メイド・イン・ブリテン Made in Britain 英国ブランドの物語

#59ロシア貴族が求めた香りが、庶民派の石けんに

Imperial Leather / Original Bar Soap Imperial Leather / Original Bar Soap

インペリアル・レザー / オリジナル・バー・ソープ
Imperial Leather / Original Bar Soap

£2.95(90g x 4)
www.imperialleather.com/uk

金を縁取った黒のラベル。石けんの中央に鎮座するそのエンブレムは、インペリアル・レザーのオリジナル・バー・ソープのトレードマークだ。手に取ると、日本の「牛乳石鹸」にも通じる、どこか懐かしい香りが広がる。花とスパイスの華やかさに、ほのかに革を思わせる深みが重なり、クラシックな石けんならではの趣を感じさせる。

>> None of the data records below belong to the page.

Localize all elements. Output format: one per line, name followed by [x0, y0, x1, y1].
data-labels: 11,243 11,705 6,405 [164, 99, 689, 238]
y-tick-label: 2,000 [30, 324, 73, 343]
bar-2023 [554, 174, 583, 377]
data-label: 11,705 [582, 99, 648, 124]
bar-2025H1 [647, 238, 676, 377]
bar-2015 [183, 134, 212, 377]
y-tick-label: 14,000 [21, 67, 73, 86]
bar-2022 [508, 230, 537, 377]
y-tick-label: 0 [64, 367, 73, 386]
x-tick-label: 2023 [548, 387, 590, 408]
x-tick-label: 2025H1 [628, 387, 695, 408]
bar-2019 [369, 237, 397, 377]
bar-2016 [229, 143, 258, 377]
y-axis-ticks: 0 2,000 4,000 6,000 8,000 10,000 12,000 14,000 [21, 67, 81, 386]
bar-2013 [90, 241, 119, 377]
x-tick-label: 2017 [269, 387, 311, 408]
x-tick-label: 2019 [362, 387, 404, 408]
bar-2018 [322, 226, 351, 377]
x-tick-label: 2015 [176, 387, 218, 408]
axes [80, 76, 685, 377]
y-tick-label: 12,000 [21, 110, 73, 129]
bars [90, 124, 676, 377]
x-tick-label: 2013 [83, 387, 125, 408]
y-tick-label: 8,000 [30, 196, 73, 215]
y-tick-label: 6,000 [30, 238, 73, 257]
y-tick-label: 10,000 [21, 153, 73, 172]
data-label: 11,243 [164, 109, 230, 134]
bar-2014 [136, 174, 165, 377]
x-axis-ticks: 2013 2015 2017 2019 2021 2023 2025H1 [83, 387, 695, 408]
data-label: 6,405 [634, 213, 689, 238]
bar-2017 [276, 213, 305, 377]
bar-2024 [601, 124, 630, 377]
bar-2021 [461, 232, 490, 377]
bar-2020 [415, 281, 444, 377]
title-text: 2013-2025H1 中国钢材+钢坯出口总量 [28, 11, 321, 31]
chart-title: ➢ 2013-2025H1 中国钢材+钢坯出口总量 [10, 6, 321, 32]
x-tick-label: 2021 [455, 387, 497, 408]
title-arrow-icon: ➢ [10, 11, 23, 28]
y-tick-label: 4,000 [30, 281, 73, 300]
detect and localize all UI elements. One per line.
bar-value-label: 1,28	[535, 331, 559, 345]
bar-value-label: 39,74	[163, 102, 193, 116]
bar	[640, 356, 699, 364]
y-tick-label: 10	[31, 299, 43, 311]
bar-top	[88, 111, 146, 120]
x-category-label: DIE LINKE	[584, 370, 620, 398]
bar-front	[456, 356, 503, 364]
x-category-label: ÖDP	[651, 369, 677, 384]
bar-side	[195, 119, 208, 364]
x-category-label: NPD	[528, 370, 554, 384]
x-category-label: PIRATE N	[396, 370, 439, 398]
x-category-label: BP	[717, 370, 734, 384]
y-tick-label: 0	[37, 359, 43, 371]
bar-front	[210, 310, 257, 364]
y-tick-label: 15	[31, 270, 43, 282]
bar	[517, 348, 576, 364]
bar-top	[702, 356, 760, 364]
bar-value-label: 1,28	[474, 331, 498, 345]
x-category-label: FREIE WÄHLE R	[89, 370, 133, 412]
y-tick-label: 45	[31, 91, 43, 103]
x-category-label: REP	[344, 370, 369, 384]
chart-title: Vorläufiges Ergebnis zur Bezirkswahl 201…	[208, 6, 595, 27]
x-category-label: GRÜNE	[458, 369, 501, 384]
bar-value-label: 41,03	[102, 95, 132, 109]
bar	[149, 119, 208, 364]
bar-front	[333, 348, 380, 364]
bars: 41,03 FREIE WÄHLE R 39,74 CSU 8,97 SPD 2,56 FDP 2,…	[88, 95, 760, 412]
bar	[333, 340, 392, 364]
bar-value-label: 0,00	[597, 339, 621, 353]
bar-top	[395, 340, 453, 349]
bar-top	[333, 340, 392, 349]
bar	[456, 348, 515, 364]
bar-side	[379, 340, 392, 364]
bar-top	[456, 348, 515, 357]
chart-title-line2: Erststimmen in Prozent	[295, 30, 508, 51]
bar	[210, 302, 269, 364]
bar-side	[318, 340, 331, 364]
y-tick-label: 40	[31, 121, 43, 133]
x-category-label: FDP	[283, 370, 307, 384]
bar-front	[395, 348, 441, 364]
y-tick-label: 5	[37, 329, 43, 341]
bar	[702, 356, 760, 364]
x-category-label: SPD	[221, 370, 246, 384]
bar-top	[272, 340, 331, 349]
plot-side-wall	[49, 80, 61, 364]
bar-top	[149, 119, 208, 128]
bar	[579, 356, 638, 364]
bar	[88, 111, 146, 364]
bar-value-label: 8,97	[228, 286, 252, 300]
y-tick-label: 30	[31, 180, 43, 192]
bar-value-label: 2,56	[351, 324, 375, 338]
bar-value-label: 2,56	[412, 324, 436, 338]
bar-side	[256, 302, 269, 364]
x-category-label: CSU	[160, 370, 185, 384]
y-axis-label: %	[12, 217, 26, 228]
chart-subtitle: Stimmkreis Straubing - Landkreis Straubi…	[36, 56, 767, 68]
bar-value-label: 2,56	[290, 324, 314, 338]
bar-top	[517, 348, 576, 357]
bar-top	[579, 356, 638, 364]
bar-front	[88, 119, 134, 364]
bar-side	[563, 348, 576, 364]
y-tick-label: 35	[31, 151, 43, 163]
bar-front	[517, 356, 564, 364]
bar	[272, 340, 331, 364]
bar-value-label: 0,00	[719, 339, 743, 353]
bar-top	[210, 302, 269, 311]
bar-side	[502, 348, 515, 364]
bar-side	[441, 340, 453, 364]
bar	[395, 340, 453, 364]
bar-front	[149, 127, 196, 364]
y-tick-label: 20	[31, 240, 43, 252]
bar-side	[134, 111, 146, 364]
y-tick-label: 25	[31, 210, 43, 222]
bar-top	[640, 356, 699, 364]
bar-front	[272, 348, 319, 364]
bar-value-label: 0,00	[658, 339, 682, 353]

欧州では古くから、革製品に香水を染み込ませる文化があり、その複雑な香りは富と洗練の象徴とされてきた。「インペリアル・レザー」(帝国の革)という名が、このブランドの香りの世界観を物語っている。その香りの起源は1768年のロシア宮廷にさかのぼる。ロシア皇帝に仕えた貴族グリゴリー・オルロフ伯爵が、ロンドンのボンド・ストリートにあった香水店「ベイリーズ」(Bayleys)にロシア革を思わせる香りを依頼したことが始まりだとされている。こうして誕生した「オー・ドゥ・コローニュ・アンペリアル・リュス」(帝国のロシア革)という香りは、その後1世紀半以上にわたり受け継がれた。

1921年、英北部マンチェスターの石けんメーカー、カッソンズ(Cussons Sons & Co)がベイリーズを買収。この由緒ある香りをもとに石けんとして製品化し、1938年に「インペリアル・レザー」として発売。以来、英国を代表するバス・ブランドの一つとして親しまれてきた。

第2次世界大戦中、英国では石けんも配給制となった。そのような時代でも同社は「ほかの石けんより長持ちするから、配給クーポンをより有効に使える」と広告し、品質への自信を打ち出した。石けん中央のラベルも、発売当初から「石けんを長持ちさせる工夫」としての役割がうたわれてきた。ラベル面を下にして置くことで水切れが良くなり、溶けにくくなるという発想から生まれた中央のラベルは、現在もブランドの象徴として受け継がれている。

現在はPZカッソンズのブランドとして、シャワー・ジェルやハンド・ウォッシュ、入浴剤など幅広いラインナップを展開している。それでも、中央にラベルを配した固形石けんは今なお定番であり、ブーツやスーパードラッグなどで手頃な値段で購入できる。